Table 3. Comparison of the Cacao15kSNP array and sequencing calls across common accessions.

Linkage Mapping

Subsets of the data from the Cacao15kSNP array that represent markers segregating in either the Stalin A (EET 95 × Silecia 1) or Stalin B (Scavina 12 × unknown) mapping populations were generated. Only SNP markers that are heterozygous for at least one parent within these F1 populations were retained for mapping, while uninformative (identical or opposing homozygous) markers were removed. SNP markers that segregate in at least one of the mapping populations genotyped on the Cacao6kSNP array were chosen for inclusion on the Cacao15kSNP array to serve as anchor markers (Livingstone et al., 2015). The markers that are common across maps may be used as anchor points to combine the linkage maps from different populations. Stalin A contains 6,202 segregating SNPs, while Stalin B, with its unknown parent, contains 3,636 segregating SNPs. The two F1 mapping populations share 2,603 segregating SNP markers. Additionally, 909 anchor markers segregate in the two populations (393 in Stalin A, 110 in Stalin B, and 406 in both). Although it is outside the scope of this manuscript, these 909 markers could be used to a generate a composite linkage map that combines markers from all the mapping populations used in both Cacao SNP arrays, thereby providing higher overall precision than the use of markers from any one individual map (Brown et al., 2007; Allegre et al., 2012). Included within Supplementary Table 1 is a list of which marker subset each SNP belongs to (i.e., Stalin A, Stalin B, or anchor).
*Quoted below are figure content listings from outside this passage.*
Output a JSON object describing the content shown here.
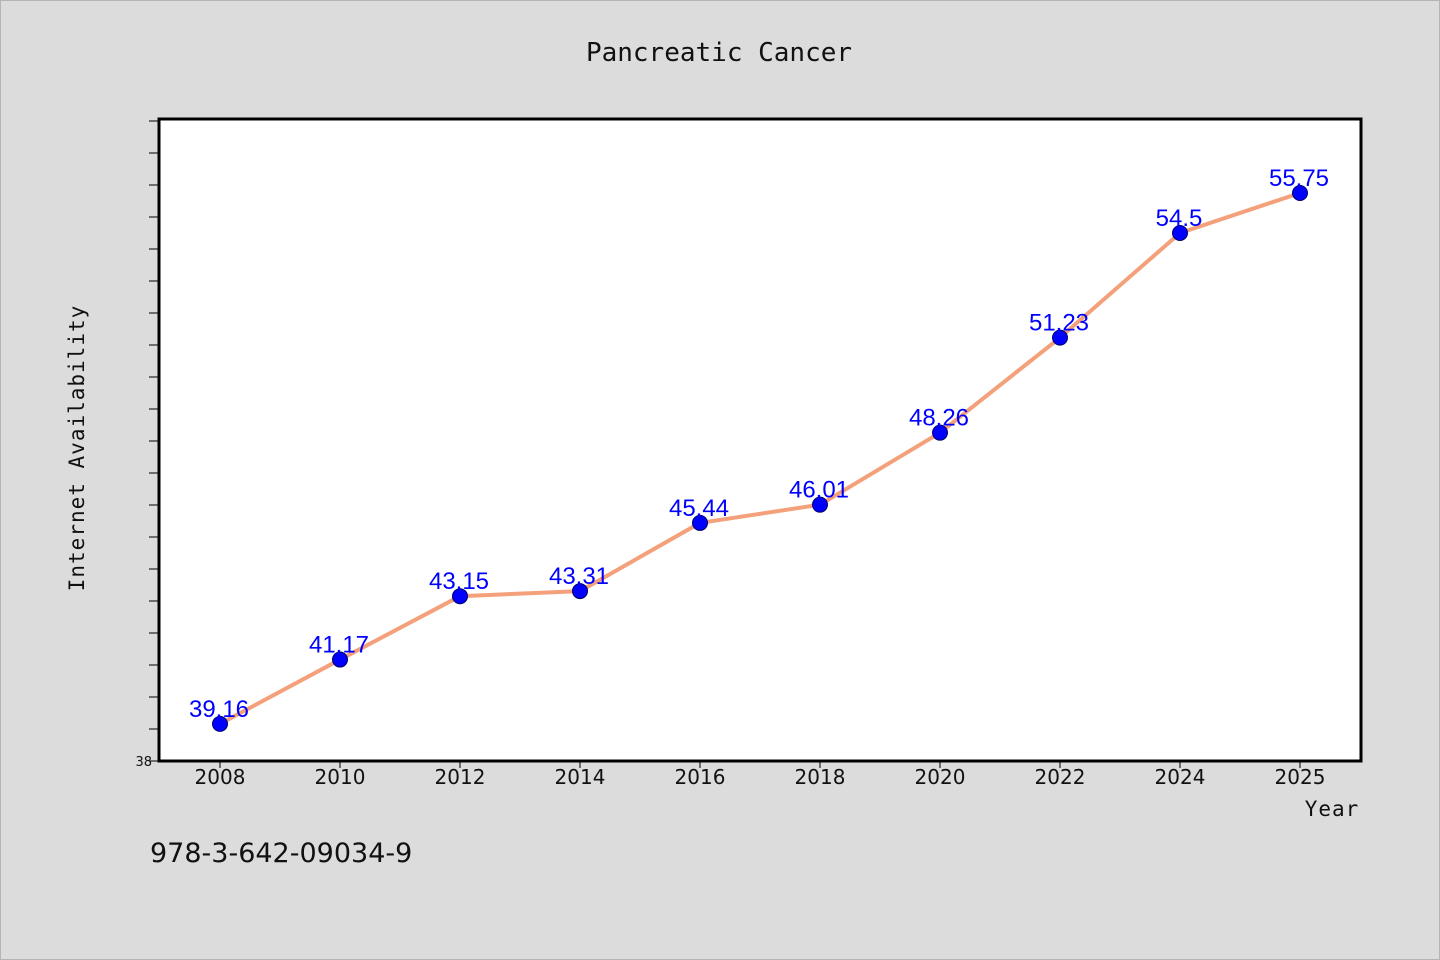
{
  "chart_data": {
    "type": "line",
    "title": "Pancreatic Cancer",
    "xlabel": "Year",
    "ylabel": "Internet Availability",
    "categories": [
      "2008",
      "2010",
      "2012",
      "2014",
      "2016",
      "2018",
      "2020",
      "2022",
      "2024",
      "2025"
    ],
    "series": [
      {
        "values": [
          39.16,
          41.17,
          43.15,
          43.31,
          45.44,
          46.01,
          48.26,
          51.23,
          54.5,
          55.75
        ],
        "labels": [
          "39.16",
          "41.17",
          "43.15",
          "43.31",
          "45.44",
          "46.01",
          "48.26",
          "51.23",
          "54.5",
          "55.75"
        ],
        "line_color": "#f4a07a",
        "marker_color": "#0000ff"
      }
    ],
    "ylim": [
      38,
      58
    ],
    "y_tick_labels": [
      "38"
    ],
    "grid": false,
    "legend": "none"
  },
  "footer": {
    "isbn": "978-3-642-09034-9"
  }
}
Genetic linkage maps were created for both of the Stalin mapping populations using the JoinMap software (Stam, 1993; Van Ooijen, 2011), as described. Ultimately, the final linkage map of Stalin A (EET 95 × Silecia 1) was generated with 576 individuals and 3,636 SNP markers, generating a map that was 834 cM in length (Table 4). For Stalin B (Scavina 12 × unknown), a linkage map totaling 1,269 cM was created using the genotypes from 238 individuals and 1,862 SNP markers (Table 4). For both maps, the 10 identified linkage groups (LG) correspond to the 10 chromosomes of cacao, and the linkage group designations were assigned by a comparison of the mapped markers to the Matina 1-6 genome assembly, using the convention defined by Lanaud et al. (1995) and Motamayor et al. (2013). The marker order and cM position for the Stalin A and Stalin B maps can be found in Supplementary Tables 2, 3, respectively. Marker position, as determined by linkage mapping, is compared to the Matina 1–6 assembly in Figure 3.

TABLE 4

Table 4. Summary of the generated Stalin A (top) and Stalin B (bottom) linkage maps.

FIGURE 3

Figure 3. A comparison of the Matina 1-6 genome assembly and the two Stalin linkage maps. SNP marker position is compared across the Matina 1-6 genome assembly and the (A) Stalin A and (B) Stalin B genetic maps. The Stalin A linkage groups are designated by StA and the corresponding linkage group number. The Stalin B linkage groups are designated by StB and the corresponding linkage group number. Chromosomes from the Matina assembly are denoted with TcmChr. Unanchored scaffolds in the Matina assembly are identified as TcmScaf 11, TcmScaf 12, TcmScaf 13, and TcmScaf 26. Each linkage group is identified by a unique color. SNPs positioned on the Matina assembly are connected by a line to their corresponding locations within the linkage map.